What Life rollercoasters its way along track times that range from less than two and a half minutes to over seven minutes long. It’s quickly obvious that Club Night makes their own structural rules as the album opener “Path” deviates a unique course. Cello parts contributed by Robin Miliken slyly make their way into the track on the cusp of the albums first major hook as vocals belt out the words: “I woke up in the apartment where our parents used to live. We need an education, compassion or a shred of empathy.” The song surges between quick screeching guitar solos and shrill synth patches until it inevitably mellows out

Every previously mentioned descriptor and comparison just scratches the surface of What Life. Simply put, it’s a record that’s jam packed; it pushes the boundary of going almost overboard.

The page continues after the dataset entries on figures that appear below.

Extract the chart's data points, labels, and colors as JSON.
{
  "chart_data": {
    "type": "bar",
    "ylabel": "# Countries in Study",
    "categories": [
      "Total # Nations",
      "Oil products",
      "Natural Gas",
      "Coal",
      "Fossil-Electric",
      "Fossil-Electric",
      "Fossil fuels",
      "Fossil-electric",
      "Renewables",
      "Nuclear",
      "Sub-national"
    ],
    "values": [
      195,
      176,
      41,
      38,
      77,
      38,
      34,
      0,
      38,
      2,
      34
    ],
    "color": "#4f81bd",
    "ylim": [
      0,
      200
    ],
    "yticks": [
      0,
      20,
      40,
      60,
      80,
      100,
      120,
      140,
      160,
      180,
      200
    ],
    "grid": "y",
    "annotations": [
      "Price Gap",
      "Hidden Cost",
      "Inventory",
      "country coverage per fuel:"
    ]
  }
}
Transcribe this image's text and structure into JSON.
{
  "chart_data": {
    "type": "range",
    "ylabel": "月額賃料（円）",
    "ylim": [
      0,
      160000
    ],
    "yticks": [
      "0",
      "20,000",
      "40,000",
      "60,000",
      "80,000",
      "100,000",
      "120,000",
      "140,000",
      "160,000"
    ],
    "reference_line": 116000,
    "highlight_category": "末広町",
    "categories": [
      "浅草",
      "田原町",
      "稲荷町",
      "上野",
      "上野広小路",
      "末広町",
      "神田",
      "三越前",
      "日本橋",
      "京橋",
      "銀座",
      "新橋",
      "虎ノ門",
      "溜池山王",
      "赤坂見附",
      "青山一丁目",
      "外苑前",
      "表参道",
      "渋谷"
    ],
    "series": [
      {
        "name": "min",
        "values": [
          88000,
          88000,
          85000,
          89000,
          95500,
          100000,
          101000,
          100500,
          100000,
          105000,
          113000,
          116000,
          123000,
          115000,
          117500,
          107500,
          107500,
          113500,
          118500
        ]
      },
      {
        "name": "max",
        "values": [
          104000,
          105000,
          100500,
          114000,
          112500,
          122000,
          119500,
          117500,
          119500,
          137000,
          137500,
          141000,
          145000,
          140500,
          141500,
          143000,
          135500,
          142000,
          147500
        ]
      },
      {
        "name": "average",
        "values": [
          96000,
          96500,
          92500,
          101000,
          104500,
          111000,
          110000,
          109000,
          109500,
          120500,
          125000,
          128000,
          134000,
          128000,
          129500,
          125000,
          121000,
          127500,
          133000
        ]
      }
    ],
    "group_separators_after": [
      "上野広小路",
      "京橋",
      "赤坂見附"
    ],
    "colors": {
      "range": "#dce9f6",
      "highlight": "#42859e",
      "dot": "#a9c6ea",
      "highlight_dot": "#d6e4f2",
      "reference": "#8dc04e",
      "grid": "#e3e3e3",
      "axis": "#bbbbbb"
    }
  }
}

But this is all deliberate enough that with a few listens each intentional layer in the eight intricate songs becomes crystal clear.

Fast forwarding through a wild ride all the way to the final corkscrew, “Thousands” is a frantically changing banger. It closes Club Night’s debut by proving that the band can push and pull dynamics to the extreme. The song further dives into both introspective and outward glancing themes, with lines like: “What should we take with us? My voice is so raw because I had it all wrong” and “See our death as gradual as glaciers. In their faces, tracing panic of an ordered life.”

Club Night’s debut album represents a collage of sprawling influences and effortlessly tucks them in their shirt pockets. The end result is an album that sounds vaguely familiar yet surprisingly all their own. You’ve really just gotta listen to this one for yourself.